Görüntülediğiniz mahkeme kararı kesinleşmiş bir karardır.

T.C.
İSTANBUL
BÖLGE ADLİYE MAHKEMESİ
13. HUKUK DAİRESİ
DOSYA NO: 2018/941
KARAR NO : 2019/952
T Ü R K M İ L L E T İ A D I N A
İ S T İ N A F K A R A R I
İNCELENEN DOSYANIN
MAHKEME : İSTANBUL 13. ASLİYE TİCARET MAHKEMESİ
TARİHİ : 07/02/2018
ASIL DOSYA NUMARASI : 2017/755 Esas – 2018/67 Karar
Birleşen Dava: Bakırköy 6. Asliye Ticaret Mahkemesi ( 2016/2 Esas )

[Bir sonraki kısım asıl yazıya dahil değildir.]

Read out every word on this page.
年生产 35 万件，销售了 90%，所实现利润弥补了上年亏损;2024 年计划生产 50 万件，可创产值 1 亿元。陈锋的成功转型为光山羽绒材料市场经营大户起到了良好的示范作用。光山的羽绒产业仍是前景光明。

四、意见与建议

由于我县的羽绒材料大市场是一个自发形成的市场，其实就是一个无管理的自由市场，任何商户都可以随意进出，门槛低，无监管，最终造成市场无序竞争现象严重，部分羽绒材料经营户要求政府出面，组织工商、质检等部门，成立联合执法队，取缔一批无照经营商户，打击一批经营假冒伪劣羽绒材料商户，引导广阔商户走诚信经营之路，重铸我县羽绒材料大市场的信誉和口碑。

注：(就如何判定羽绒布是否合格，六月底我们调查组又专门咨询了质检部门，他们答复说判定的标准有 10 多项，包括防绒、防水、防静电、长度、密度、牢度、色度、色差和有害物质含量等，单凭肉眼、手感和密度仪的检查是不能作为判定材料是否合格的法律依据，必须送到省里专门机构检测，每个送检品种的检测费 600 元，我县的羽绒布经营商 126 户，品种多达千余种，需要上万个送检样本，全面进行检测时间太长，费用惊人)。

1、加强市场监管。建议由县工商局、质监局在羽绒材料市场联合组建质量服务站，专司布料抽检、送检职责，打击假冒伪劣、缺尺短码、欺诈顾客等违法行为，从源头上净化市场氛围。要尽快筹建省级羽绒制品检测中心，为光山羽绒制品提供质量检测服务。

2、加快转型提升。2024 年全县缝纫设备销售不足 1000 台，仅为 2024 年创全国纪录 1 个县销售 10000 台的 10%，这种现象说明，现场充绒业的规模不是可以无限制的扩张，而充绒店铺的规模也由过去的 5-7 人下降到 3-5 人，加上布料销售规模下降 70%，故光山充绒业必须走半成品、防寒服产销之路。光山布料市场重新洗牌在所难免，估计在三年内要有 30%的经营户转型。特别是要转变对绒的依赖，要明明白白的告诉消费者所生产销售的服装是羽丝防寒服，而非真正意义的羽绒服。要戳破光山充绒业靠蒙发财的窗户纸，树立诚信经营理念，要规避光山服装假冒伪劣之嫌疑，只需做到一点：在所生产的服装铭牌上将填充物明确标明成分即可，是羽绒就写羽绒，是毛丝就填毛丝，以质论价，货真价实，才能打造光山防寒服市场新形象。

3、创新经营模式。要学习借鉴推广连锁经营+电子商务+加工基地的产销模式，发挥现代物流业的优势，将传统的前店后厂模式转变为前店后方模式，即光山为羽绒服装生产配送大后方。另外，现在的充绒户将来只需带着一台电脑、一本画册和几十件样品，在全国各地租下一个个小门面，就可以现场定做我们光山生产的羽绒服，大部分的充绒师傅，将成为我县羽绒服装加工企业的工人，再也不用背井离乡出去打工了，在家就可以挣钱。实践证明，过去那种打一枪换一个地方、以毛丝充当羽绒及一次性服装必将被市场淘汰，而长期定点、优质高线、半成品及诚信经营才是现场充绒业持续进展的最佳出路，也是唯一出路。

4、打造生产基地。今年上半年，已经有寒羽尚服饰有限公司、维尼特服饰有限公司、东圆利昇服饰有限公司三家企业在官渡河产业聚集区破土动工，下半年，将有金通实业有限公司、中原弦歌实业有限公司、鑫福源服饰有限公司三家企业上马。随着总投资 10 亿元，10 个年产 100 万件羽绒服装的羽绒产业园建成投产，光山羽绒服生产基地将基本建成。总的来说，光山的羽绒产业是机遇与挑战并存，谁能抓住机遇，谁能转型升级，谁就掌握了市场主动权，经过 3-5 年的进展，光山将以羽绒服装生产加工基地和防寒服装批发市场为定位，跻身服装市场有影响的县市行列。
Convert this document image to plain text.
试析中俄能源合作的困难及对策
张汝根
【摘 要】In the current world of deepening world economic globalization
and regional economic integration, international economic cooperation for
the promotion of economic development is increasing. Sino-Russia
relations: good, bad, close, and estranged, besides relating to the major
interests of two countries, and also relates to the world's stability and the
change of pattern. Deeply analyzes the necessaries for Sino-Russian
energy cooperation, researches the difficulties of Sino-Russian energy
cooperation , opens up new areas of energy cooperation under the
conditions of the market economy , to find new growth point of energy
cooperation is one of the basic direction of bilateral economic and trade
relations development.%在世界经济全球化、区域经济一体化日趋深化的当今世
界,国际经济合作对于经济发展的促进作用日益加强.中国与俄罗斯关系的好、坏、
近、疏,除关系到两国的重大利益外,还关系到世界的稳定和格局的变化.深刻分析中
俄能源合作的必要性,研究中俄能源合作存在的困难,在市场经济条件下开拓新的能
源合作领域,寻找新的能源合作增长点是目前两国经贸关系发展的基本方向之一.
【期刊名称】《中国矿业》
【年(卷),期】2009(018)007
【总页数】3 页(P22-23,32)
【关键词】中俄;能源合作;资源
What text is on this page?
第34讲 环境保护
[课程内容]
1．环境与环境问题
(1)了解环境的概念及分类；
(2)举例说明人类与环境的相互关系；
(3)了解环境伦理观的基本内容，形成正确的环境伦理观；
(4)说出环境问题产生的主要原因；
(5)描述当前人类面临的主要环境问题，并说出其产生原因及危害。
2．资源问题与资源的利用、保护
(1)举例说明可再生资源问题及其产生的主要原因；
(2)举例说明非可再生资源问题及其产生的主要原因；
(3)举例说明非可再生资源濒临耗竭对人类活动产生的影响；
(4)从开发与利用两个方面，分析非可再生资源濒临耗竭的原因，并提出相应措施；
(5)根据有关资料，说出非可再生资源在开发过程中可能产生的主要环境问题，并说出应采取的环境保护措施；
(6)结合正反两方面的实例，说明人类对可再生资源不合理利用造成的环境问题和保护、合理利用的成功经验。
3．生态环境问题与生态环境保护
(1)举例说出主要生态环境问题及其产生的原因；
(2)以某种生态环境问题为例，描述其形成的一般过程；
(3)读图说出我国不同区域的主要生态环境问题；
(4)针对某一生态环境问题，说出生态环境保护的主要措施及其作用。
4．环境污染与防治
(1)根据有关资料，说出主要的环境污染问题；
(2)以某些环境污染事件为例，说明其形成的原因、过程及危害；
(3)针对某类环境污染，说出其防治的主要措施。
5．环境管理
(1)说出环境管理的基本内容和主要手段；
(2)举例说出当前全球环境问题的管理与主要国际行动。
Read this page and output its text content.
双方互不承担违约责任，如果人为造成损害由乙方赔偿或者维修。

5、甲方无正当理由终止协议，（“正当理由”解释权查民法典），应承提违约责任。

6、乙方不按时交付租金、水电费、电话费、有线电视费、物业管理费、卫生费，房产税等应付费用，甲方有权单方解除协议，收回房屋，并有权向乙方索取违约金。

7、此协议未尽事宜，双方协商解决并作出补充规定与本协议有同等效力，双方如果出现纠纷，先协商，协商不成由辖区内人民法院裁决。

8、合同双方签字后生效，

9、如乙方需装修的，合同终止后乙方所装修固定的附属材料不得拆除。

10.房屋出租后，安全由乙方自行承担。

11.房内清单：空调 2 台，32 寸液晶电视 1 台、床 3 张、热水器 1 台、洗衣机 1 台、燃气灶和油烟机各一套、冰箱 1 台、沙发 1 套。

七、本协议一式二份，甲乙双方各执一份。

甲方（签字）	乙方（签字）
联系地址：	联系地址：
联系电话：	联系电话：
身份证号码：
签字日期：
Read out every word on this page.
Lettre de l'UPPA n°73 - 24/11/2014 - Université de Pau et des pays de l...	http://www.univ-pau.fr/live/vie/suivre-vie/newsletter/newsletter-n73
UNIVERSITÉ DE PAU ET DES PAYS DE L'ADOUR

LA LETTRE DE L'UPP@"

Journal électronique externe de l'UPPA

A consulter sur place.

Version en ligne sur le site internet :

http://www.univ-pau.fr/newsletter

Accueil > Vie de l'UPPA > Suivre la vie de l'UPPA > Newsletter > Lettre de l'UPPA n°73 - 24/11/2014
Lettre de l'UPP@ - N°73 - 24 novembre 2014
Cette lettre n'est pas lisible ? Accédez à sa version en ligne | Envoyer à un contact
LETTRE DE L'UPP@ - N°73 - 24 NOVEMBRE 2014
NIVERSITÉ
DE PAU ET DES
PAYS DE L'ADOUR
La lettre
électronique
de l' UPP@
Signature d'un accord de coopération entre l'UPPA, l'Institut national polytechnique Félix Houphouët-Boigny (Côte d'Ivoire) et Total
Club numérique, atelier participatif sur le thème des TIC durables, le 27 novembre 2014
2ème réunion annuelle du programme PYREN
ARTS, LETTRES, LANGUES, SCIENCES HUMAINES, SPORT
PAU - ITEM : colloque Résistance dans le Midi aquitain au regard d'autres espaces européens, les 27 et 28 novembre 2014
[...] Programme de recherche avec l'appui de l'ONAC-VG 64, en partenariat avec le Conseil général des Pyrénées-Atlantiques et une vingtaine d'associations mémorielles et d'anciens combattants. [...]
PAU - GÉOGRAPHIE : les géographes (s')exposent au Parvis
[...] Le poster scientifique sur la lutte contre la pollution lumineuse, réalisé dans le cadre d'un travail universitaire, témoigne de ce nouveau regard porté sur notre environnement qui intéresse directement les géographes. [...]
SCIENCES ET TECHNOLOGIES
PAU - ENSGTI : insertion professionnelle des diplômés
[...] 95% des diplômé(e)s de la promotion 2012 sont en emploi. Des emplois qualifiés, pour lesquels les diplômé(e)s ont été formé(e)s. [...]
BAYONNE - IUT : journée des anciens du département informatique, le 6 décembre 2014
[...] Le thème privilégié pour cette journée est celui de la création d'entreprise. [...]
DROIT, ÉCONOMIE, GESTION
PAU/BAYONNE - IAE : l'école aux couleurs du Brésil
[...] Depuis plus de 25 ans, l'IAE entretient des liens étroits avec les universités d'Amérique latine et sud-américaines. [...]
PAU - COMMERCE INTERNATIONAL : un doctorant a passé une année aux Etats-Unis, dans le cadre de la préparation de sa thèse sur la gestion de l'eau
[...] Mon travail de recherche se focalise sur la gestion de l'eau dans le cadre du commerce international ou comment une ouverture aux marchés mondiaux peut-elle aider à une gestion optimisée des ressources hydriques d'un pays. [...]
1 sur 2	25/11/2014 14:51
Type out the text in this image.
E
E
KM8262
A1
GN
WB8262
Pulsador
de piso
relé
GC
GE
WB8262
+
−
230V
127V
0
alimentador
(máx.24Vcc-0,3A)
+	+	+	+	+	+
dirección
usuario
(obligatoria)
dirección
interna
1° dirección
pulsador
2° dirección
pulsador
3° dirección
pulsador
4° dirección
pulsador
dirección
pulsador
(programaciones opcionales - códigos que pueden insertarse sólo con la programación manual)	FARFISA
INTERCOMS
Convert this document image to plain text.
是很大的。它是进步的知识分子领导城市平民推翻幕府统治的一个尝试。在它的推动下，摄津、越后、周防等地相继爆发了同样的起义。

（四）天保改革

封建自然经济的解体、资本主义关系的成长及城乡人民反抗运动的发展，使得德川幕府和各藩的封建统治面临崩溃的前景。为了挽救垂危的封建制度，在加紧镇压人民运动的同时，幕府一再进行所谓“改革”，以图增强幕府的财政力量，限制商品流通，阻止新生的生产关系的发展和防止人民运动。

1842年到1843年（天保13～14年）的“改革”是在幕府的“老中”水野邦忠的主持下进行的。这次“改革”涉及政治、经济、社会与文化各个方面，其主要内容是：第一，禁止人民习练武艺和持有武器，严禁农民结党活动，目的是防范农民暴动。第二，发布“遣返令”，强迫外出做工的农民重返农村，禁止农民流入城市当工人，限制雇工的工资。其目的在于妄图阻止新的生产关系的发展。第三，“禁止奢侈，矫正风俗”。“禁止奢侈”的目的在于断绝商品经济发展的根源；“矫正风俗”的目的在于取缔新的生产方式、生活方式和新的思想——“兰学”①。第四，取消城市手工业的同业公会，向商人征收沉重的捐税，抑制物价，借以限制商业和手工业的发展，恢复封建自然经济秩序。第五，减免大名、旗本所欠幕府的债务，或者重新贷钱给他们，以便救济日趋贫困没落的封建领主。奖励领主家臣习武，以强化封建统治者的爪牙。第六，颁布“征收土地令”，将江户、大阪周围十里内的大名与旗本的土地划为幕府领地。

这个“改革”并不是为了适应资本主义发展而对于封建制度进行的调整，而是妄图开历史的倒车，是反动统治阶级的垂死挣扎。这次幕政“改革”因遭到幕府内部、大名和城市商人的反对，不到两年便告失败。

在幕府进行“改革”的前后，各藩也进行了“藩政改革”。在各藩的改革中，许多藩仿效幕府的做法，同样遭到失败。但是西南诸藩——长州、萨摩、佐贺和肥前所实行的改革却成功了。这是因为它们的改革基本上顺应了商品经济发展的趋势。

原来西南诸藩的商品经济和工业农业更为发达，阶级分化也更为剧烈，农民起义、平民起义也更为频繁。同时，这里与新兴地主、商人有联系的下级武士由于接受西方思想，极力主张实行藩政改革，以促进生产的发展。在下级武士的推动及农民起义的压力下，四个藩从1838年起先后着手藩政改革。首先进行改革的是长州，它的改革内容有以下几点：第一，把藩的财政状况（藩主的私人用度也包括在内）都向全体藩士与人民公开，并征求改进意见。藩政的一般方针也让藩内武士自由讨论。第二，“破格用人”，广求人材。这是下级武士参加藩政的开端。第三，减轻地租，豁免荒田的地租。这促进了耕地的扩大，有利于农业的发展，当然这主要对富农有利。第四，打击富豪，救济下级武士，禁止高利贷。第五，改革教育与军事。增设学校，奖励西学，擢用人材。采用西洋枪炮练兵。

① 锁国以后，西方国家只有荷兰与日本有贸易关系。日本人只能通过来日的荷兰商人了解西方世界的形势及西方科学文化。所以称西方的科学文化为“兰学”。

DAVA : Menfi Tespit (Taşınmaz Kira Sözleşmesinden Kaynaklanan)
KARAR TARİHİ : 03/07/2019
İlk derece Mahkemesinde yapılan yargılama sonucunda verilen karara karşı istinaf kanun yoluna başvurulmuş olmakla dava dosyası incelendi:
TARAFLARIN İDDİA VE SAVUNMASININ ÖZETİ:
Davacı vekili dava dilekçesi ile, Taraflar arasında alt kira sözleşmesinden kaynaklanan kira ilişkisi olduğunu, davalı tarafın İstanbul Anadolu .. İcra Müdürlüğünün … esas sayılı dosyası ile 2015 Nisan ayı kirasına ilişkin verilen 22.000 TL’lik çeki icraya koyduğunu, takibe konu çekin 21.05.2015 tarihinde 2015 yılı Nisan ayına ilişkin kira bedeli için verilmiş olmasına rağmen davacı tarafından davalı lehine verilen daha önceden … Bankasına ait 77.000 TL ‘lik teminat mektubunun 24.06.2015 tarihinde paraya çevrildiğini, davalının 3,5 aylık kira bedelini ve ürün bedeli için verilen her biri 4.500 TL’ den 3 adet çek karşılığını çeklerin ödeme zamanı gelmeden önceden alınmış ve elinde bulundurduğu 4 adet çek ve takibe koyduğu bir adet çekin bedelsiz hale geldiğini belirterek davacı tarafın bu çeklerden dolayı bir borcunun bulunmadığınını tespitine ve takibin iptaline karar verilmesini talep ve dava etmiştir. Birleşen dava dilekçesinde davacı vekili, İstanbul Anadolu … İcra Müdürlüğü’ nün … sayılı dosyasındaki talimat uyarınca Küçükçekmece … İcra Müdürlüğü’ nün … Tal sayılı dosyasında işyerinde haksız olarak haciz uygulandığını öne sürerek bundan dolayı uğradığı maddi ve manevi zararın giderilmesini talep etmiştir. Davalı vekili cevap dilekçesi ile, davacı ile akdedilen Franchise sözleşmenin atipik sözleşme hukuk düzeninin sınırları içinde tarafların sözleşme özgürlüğü çerçevesinde özgür irade ile imzalandığını, 22 maddeden oluşan sözleşmede sözleşmenin konusu, tanımı, süresi gibi hükümlerin ayrıntılı olarak düzenlendiğini, davacının her sayfanın altında imzası olduğunu, davacının sözleşme kapsamında … dükkanını işletme yükümlülüğü altına girdiğini, akdedilen franchise sözleşmesinden doğan alacak, tazminat ve diğer tüm feri haklar saklı kalmak kaydıyla davanın reddine, davacı aleyhine HMK 392/2 gereğince 5.000 TL disiplin para cezasına hükmedilmesini, her iki taraf da tacir olduğundan yetki şartına ilişkin hükümler bağlayıcı olduğundan, 6100 sayılı HMK gereği yetki sözleşmesinde gösterilen mahkeme kesin yetkiye haiz olduğundan davaların usulden ve esastan (yetki ve görev yönünden) reddine karar verilmesini talep etmiştir.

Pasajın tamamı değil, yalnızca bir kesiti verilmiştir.